What this study adds: We found adults 65 and older were more likely than their younger counterparts to believe medical providers should be responsible for reducing falsehoods.
How this study might affect research, practice or policy: Medical providers should consider discussing the health-related information that their patients who are 65 and older find on social media, but time during the clinic visit may be limited. Additional interventions should be designed and evaluated to aid in identifying and discrediting falsehoods, such as mobile apps.
OBJECTIVE
Despite growing concern over older adult’s exposure to false health information on social media, little research examines their beliefs over how to address the problem. The current study examines how the age of U.S. adults is associated with their reported experiences with health-related falsehoods on social media and their beliefs about who should be tasked with reducing such falsehoods.
METHODS
A secondary analysis of the 2022 HINTS data, a nationally representative survey of U.S. adults (18 and older). Multivariable logistic regressions estimated how respondents’ age is associated with their self-reported social media usage, difficulty to detect health-related falsehoods on social media, discussion of health information found on social media with medical providers, and their beliefs regarding who should reduce health-related falsehoods on social media. Regression estimates were adjusted for respondents’ sociodemographic and health characteristics.
RESULTS
Daily social media use decreased with respondents’ age.

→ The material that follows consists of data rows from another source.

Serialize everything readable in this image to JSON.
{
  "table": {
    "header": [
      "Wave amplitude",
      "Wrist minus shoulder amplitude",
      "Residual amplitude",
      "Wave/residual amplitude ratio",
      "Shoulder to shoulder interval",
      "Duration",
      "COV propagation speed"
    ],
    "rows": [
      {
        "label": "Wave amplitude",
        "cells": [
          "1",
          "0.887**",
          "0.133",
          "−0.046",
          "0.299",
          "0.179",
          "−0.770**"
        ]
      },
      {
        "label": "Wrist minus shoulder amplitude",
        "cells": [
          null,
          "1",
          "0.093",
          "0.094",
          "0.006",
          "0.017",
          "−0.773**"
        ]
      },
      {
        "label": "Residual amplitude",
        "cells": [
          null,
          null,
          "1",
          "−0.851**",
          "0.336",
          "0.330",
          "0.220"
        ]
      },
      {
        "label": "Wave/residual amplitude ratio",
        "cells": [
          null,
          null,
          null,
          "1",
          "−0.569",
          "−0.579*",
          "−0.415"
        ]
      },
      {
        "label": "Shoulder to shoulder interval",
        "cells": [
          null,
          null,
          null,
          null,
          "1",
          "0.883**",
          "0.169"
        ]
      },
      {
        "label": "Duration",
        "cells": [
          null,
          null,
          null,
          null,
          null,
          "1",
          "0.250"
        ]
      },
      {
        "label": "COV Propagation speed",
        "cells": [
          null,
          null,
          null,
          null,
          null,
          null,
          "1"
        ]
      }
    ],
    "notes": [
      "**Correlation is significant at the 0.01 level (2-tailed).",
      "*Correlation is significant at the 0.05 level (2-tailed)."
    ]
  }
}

Respondents aged 50-64 and 65-74 were more likely than respondents aged 18-34, 35-49, and 75+ to self-report they “strongly agree” it is difficult for them to detect health-related falsehoods on social media. Compared to younger adults, older adults (65 and older) were more likely to believe medical providers should be responsible for reducing online falsehoods.
CONCLUSIONS
In addition to ongoing efforts by social media platforms to detect and remove falsehoods, the findings suggest medical providers should be tasked with discrediting health-related falsehoods on social media for older adults. However, time during the clinical visit is limited. Future research is needed to discover new approaches and tools tailored to older adults to assist with filtering and discrediting health-related falsehoods on social media.